Pack has test to prevent pot shots
The legalization of recreational marijuana in Colorado doesn’t change the drug policies of Colorado State University-Pueblo or its athletic department.
In other words, just because you can light up, it doesn’t mean you should.
“Marijuana remains on the NCAA’s list of banned substances, so if you test positive for it, or any illegal substance, you’re done for a year,” CSU-Pueblo Athletic Director Joe Folda said. “Pot is just like steroids in that regard.”
There is one caveat: The NCAA doesn’t test for street drugs, including marijuana, at the Division II level unless it is the postseason.
CSU-Pueblo, however, has its own drug-testing policy. And street drugs are part of that screening, Folda said.

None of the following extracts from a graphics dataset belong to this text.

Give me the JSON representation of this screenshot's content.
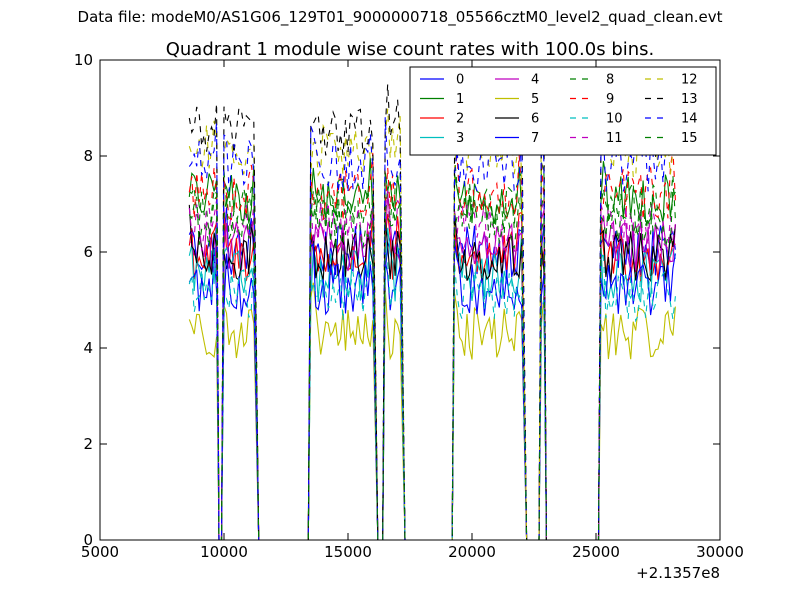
{
  "figure": {
    "suptitle": "Data file: modeM0/AS1G06_129T01_9000000718_05566cztM0_level2_quad_clean.evt"
  },
  "chart_data": {
    "type": "line",
    "title": "Quadrant 1 module wise count rates with 100.0s bins.",
    "xlabel": "",
    "ylabel": "",
    "x_offset_label": "+2.1357e8",
    "xlim": [
      5000,
      30000
    ],
    "ylim": [
      0,
      10
    ],
    "x_ticks": [
      5000,
      10000,
      15000,
      20000,
      25000,
      30000
    ],
    "y_ticks": [
      0,
      2,
      4,
      6,
      8,
      10
    ],
    "grid": false,
    "legend_position": "top-right",
    "legend_columns": 4,
    "segments": [
      {
        "x_start": 8600,
        "x_end": 9700
      },
      {
        "x_start": 10000,
        "x_end": 11200
      },
      {
        "x_start": 13500,
        "x_end": 16000
      },
      {
        "x_start": 16500,
        "x_end": 17100
      },
      {
        "x_start": 19300,
        "x_end": 22000
      },
      {
        "x_start": 22800,
        "x_end": 22900
      },
      {
        "x_start": 25200,
        "x_end": 28200
      }
    ],
    "zero_points": [
      9800,
      9900,
      11400,
      12000,
      13000,
      13400,
      16200,
      16400,
      17300,
      18000,
      19200,
      22200,
      22400,
      22700,
      23000,
      24000,
      25100
    ],
    "series": [
      {
        "name": "0",
        "color": "#0000ff",
        "dash": "solid",
        "level": 6.0
      },
      {
        "name": "1",
        "color": "#008000",
        "dash": "solid",
        "level": 7.1
      },
      {
        "name": "2",
        "color": "#ff0000",
        "dash": "solid",
        "level": 5.9
      },
      {
        "name": "3",
        "color": "#00bfbf",
        "dash": "solid",
        "level": 5.5
      },
      {
        "name": "4",
        "color": "#bf00bf",
        "dash": "solid",
        "level": 6.1
      },
      {
        "name": "5",
        "color": "#bfbf00",
        "dash": "solid",
        "level": 4.3
      },
      {
        "name": "6",
        "color": "#000000",
        "dash": "solid",
        "level": 5.9
      },
      {
        "name": "7",
        "color": "#0000ff",
        "dash": "solid",
        "level": 5.2
      },
      {
        "name": "8",
        "color": "#008000",
        "dash": "dashed",
        "level": 6.9
      },
      {
        "name": "9",
        "color": "#ff0000",
        "dash": "dashed",
        "level": 7.2
      },
      {
        "name": "10",
        "color": "#00bfbf",
        "dash": "dashed",
        "level": 5.1
      },
      {
        "name": "11",
        "color": "#bf00bf",
        "dash": "dashed",
        "level": 6.5
      },
      {
        "name": "12",
        "color": "#bfbf00",
        "dash": "dashed",
        "level": 8.1
      },
      {
        "name": "13",
        "color": "#000000",
        "dash": "dashed",
        "level": 8.5
      },
      {
        "name": "14",
        "color": "#0000ff",
        "dash": "dashed",
        "level": 7.8
      },
      {
        "name": "15",
        "color": "#008000",
        "dash": "dashed",
        "level": 6.6
      }
    ]
  }
}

“We have a three strikes and you’re out policy,” Folda said. “And we do that for two reasons. First, we hope to deter kids from using street drugs, or any drugs for that matter. Second, if a kid turns up positive, we want to find out if there’s a bigger problem and we can get that kid some help.”
The first positive test, or strike one, earns the offender a trip to the counselor’s office. Folda said counselors look for underlying causes for a positive test and make the student-athlete and the school aware.
“All of our tests are random, but if you test positive, you’re automatically tested the next time around,” Folda said.
If the next test is clean, the student-athlete returns to the random pool.
A second positive test earns more counseling and a spot on the bench. Guilty parties must sit out 25 percent of their regular-season games.
A third positive test equals suspension from the program, Folda said.
The current drug-testing policy, modeled after the program at CSU in Fort Collins, has been in effect for two-plus seasons now.
“We’ve never had a kid get a second positive test,” Folda said. “And I hope we never do.”